One way to achieve these results is to counteract the current
model of sprawl development by focusing more effort on the design
of more livable cities and towns. By concentrating higher density
development in more urban environments, more of the open land
currently being consumed by roadways and housing that are the
products of "suburban sprawl" can be conserved as "greenfields,"
which includes farms, forests and natural habitat.
Over the past thirty years, California's growth pattern has consumed
tremendous quantities of land for sprawling low-density development.
The Central Valley, the nation's most productive and prolific
agricultural region, will be threatened if current sprawling land-use
patterns continue. Already, more than 12 percent of the Valley's
farmland has been paved over. If this pattern of low-density sprawl
continues, the Valley will lose more than one million acres of
farmland by the year 2040, much of it on the best soil for growing
crops. This represents nearly 20 percent of the Valley's remaining
farmland (American Farmland Trust and UC Berkeley). In the meantime,
a significant portion of the California economy stands at risk.

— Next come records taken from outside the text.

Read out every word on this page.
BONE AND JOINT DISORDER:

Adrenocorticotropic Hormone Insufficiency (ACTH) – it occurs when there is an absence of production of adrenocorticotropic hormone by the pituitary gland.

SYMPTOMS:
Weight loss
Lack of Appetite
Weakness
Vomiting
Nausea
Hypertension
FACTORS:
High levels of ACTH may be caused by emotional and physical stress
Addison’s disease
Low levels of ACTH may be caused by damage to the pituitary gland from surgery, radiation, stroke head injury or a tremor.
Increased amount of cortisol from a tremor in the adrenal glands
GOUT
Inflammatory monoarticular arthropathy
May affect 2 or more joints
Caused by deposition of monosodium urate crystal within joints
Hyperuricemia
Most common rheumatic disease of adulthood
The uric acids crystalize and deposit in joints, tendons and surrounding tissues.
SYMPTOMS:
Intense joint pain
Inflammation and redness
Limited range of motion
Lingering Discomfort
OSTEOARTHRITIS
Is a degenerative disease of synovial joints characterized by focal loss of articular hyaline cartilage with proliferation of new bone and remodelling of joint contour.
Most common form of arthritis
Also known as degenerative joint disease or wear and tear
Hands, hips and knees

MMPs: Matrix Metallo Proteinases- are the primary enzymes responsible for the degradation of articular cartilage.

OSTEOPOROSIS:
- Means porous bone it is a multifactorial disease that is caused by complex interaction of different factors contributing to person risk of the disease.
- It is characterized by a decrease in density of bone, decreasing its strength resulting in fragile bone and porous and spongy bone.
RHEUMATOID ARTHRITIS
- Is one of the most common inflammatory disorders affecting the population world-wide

Agriculture is California's number one industry. In 1996, California's
agriculture and related food processing industries employed over
500,000 people and generated $75.6 billion in sales (Center for
the Continuing Study of the California Economy). Losing a million
acres of farmland would cost more than $5 billion annually in
lost business for farmers, ranchers, suppliers, processors, and
others involved in agriculture.
From 1970 to 1990, the population of Los Angeles increased by
45 percent while the amount of developed land increased by 300
percent (Diamond and Noonan, Land Use in America). Similar development
in other metropolitan areas has spawned a massive increase in
vehicle trips and vehicle miles traveled by the public, and caused
significant environmental harm. Between 1970 and 1995, the state's
population increased by 60 percent, from 20 to 30 million people,
but the number of vehicle miles traveled (vmt) more than doubled,
from 103 billion to more than 270 billion miles of travel per
year (California Air Resources Board). Overall vmt in the state
is projected to nearly double to 488 billion in the next two decades.

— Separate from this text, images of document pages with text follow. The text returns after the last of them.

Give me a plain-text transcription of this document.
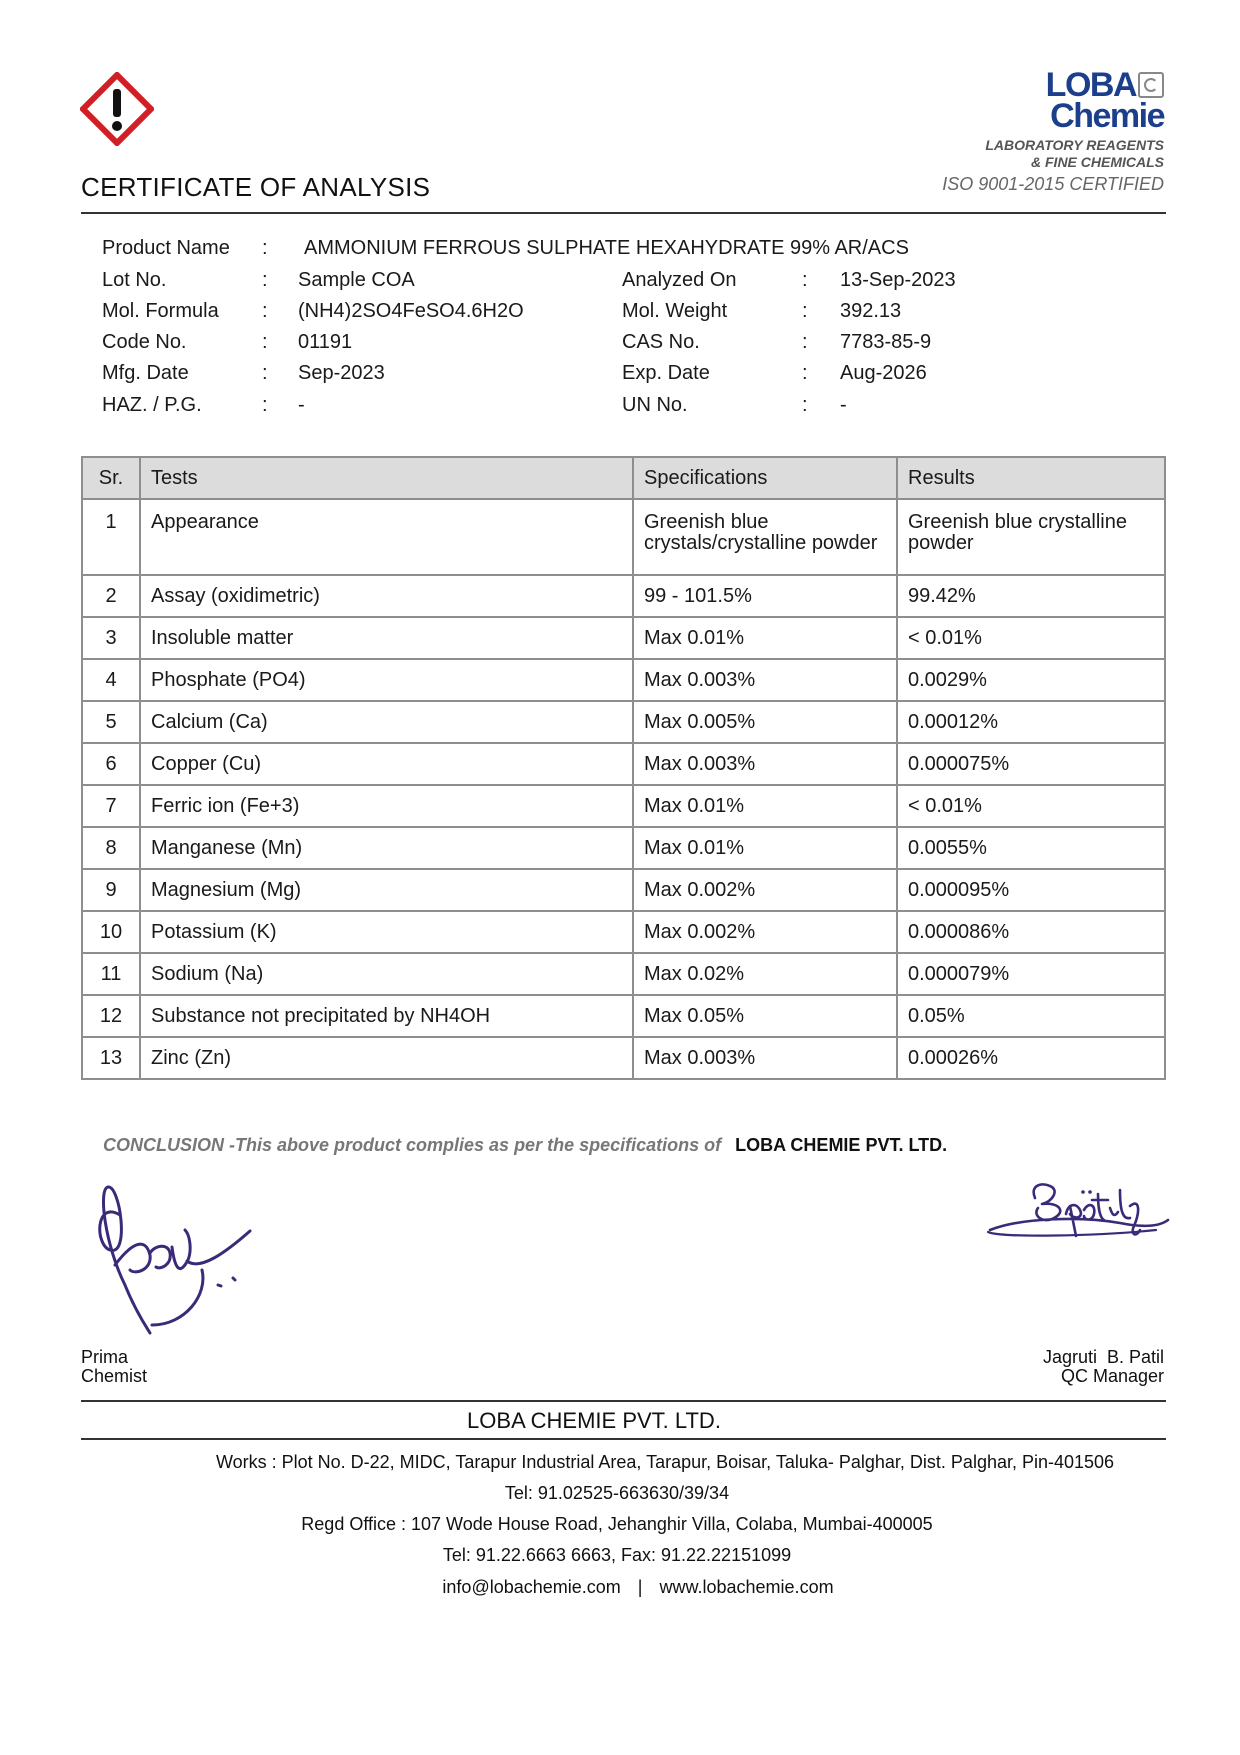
CERTIFICATE OF ANALYSIS
LOBA
Chemie
LABORATORY REAGENTS
& FINE CHEMICALS
ISO 9001-2015 CERTIFIED
Product Name : AMMONIUM FERROUS SULPHATE HEXAHYDRATE 99% AR/ACS
Lot No.	: Sample COA	Analyzed On	: 13-Sep-2023
Mol. Formula : (NH4)2SO4FeSO4.6H2O	Mol. Weight	: 392.13
Code No.	: 01191	CAS No.	: 7783-85-9
Mfg. Date	: Sep-2023	Exp. Date	: Aug-2026
HAZ. / P.G.	: -	UN No.	: -
Sr.	Tests	Specifications	Results
1	Appearance	Greenish blue crystals/crystalline powder	Greenish blue crystalline powder
2	Assay (oxidimetric)	99 - 101.5%	99.42%
3	Insoluble matter	Max 0.01%	< 0.01%
4	Phosphate (PO4)	Max 0.003%	0.0029%
5	Calcium (Ca)	Max 0.005%	0.00012%
6	Copper (Cu)	Max 0.003%	0.000075%
7	Ferric ion (Fe+3)	Max 0.01%	< 0.01%
8	Manganese (Mn)	Max 0.01%	0.0055%
9	Magnesium (Mg)	Max 0.002%	0.000095%
10	Potassium (K)	Max 0.002%	0.000086%
11	Sodium (Na)	Max 0.02%	0.000079%
12	Substance not precipitated by NH4OH	Max 0.05%	0.05%
13	Zinc (Zn)	Max 0.003%	0.00026%
CONCLUSION -This above product complies as per the specifications of LOBA CHEMIE PVT. LTD.
Prima
Chemist
Jagruti  B. Patil
QC Manager
LOBA CHEMIE PVT. LTD.
Works : Plot No. D-22, MIDC, Tarapur Industrial Area, Tarapur, Boisar, Taluka- Palghar, Dist. Palghar, Pin-401506
Tel: 91.02525-663630/39/34
Regd Office : 107 Wode House Road, Jehanghir Villa, Colaba, Mumbai-400005
Tel: 91.22.6663 6663, Fax: 91.22.22151099
info@lobachemie.com | www.lobachemie.com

The resulting air pollution not only has public health impacts;
it also affects agriculture by reducing crop yields at an annual
cost of hundreds of millions of dollars.
Sprawling developments consume ever-increasing amounts of land,
with the car and its attendant infrastructureÐstreets and
highways, street parking and parking lots - taking up at least
a third of all developed land. Moreover, this strategy for accommodating
growth produces more traffic congestion and loss of productivity;
air pollution and its environmental and public health impacts;
the loss of open space; the inability of many to reach jobs and
services; and the isolation of children from the elderly among
other social and environmental problems.
Based on these disturbing facts, there is a growing concern that
the traditional means of accommodating growth in California's
population is in need of serious reform.